A recent nationwide poll by Ann Selzer (declared “The Best Pollster in Politics” by FiveThirtyEight), commissioned by the Public Leadership Institute, proves that voters overwhelmingly support abortion rights both in general and when asked about specific reproductive rights policies. In addition, the poll shows that those who “strongly support” abortion rights substantially outnumber those who “strongly oppose” it.

Our poll found that by a margin of 69-to-27 percent, American voters approve of the constitutional right to abortion established by the Supreme Court in Roe v. Wade. This result is similar to many polls over the years that have found Americans approving Roe by margins of 2-to-1 or greater.

Another poll from the Pew Research Center shows strong support for legalization of marijuana:

The share of Americans who favor legalizing the use of marijuana continues to increase. Today, 57% of U.S. adults say the use of marijuana should be made legal, while 37% say it should be illegal. A decade ago, opinion on legalizing marijuana was nearly the reverse – just 32% favored legalization, while 60% were opposed.

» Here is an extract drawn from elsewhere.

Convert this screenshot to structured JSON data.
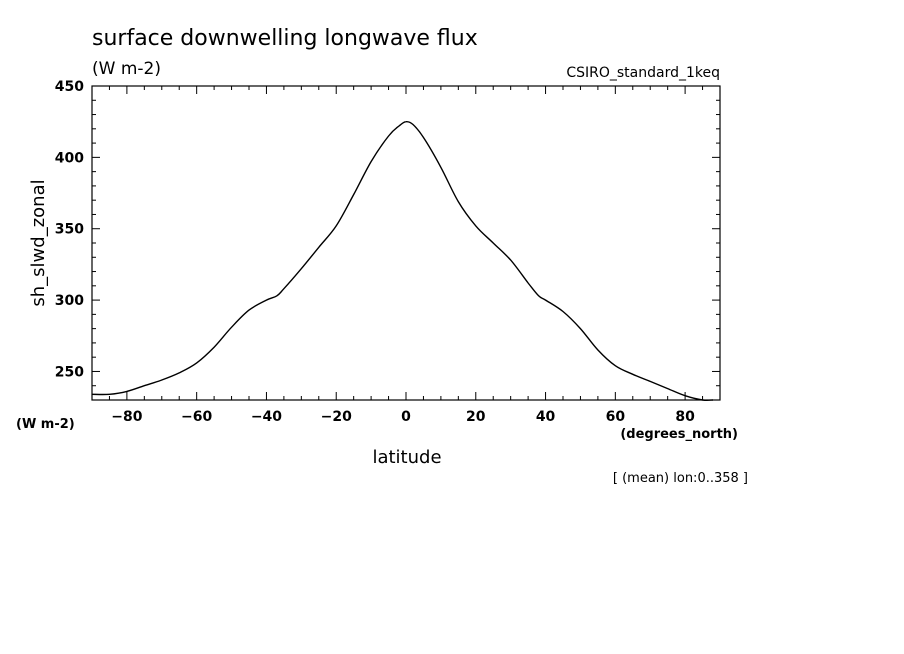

The shift in public opinion on the legalization of marijuana has occurred during a time when many U.S. states are relaxing their restrictions on the drug or legalizing it altogether. In June, Ohio became the 25th state (plus Washington, D.C., Guam and Puerto Rico) to legalize marijuana in some form after Gov. John Kasich signed a medical marijuana program into law. This November, Americans in nine states will vote on measures to establish or expand legal marijuana use…

By more than two-to-one, Democrats favor legalizing marijuana over having it be illegal (66% vs. 30%). Most Republicans (55%) oppose marijuana legalization, while 41% favor it.

These polls show that, of the major and minor political candidates, Hillary Clinton, Jill Stein, and Gary Johnson side with the majority on supporting abortion rights, while Donald Trump is on the wrong side.

Jill Stein and Gary Johnson are the only candidates who consistently side with the majority on ending marijuana prohibition. Donald Trump has spoken of legalization in the past, but is hardly consistent on this. Hillary Clinton is the most conservative candidate on drug policy, having been a hard-line supporter of the drug war. This puts her views to the right of both the nation and the majority of her own party. While Clinton has tried to soften her position at times during the campaign, one of the leaked Wikileaks emails showed that her private position remains one of hard-line opposition to ending prohibition.